Location: Arkansas Children's Nutrition CenterTitle: Maternal adiposity in the absence of excessive gestational weight gain is associated with distinct changes in DNA methylation patterns in umbilical cords of infants) Author
Submitted to: Federation of American Societies for Experimental Biology Conference
Publication Type: Abstract only
Publication Acceptance Date: 2/19/2014
Publication Date: 4/15/2014
Citation: Thakali, K., Saben, J., Faske, J.B., Lindsey, F., Gomez-Acevedo, H., Badger, T.M., Andres, A., Shankar, K. 2014. Maternal adiposity in the absence of excessive gestational weight gain is associated with distinct changes in DNA methylation patterns in umbilical cords of infants [abstract]. The FASEB Journal. 28(1 Supplement):271.1. Interpretive Summary:
Technical Abstract: Maternal obesity has been hypothesized to lead to developmental programming of excessive weight and adiposity in offspring.
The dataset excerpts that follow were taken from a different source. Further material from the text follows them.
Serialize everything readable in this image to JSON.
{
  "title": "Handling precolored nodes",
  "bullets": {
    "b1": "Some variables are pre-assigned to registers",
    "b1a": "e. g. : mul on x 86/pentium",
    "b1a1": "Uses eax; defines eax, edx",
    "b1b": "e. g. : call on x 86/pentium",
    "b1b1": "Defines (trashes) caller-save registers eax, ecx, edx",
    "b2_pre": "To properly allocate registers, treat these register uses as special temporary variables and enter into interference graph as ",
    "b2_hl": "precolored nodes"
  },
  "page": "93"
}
In addition, excessive gestational weight gain (GWG) is also a demonstrated determinant of later-life adiposity. We examined genome-wide DNA methylation (Infinium® HumanMethylation450K BeadChip) in umbilical cords (UC) from lean (Ln, BMI<25) and overweight/obese women (OB, BMI=25) who gained weight within Institute of Medicine guidelines to specifically identify the epigenetic influence of maternal obesity. Offspring birth weight and infant adiposity at 2 wk did not differ between groups. Multivariable linear regression analysis of CpG methylation against maternal fat mass at 12 wk while controlling for maternal age, mode of delivery, infant birth-weight and sex identified 1,269 CpG sites whose methylation status was associated with maternal adiposity (p<0.05). Of these, 54% sites were located in 5'-UTR and proximal promoter (-1500 bp) regions. Gene ontology analysis identified processes related to fat cell differentiation to be hypomethylated and processes related to RNA stability to be hypermethylated in OB compared to Ln UCs. Our data suggest that maternal adiposity in the absence of excessive GWG is associated with epigenetic modifications of fetal tissue that may contribute to the development of obesity in offspring.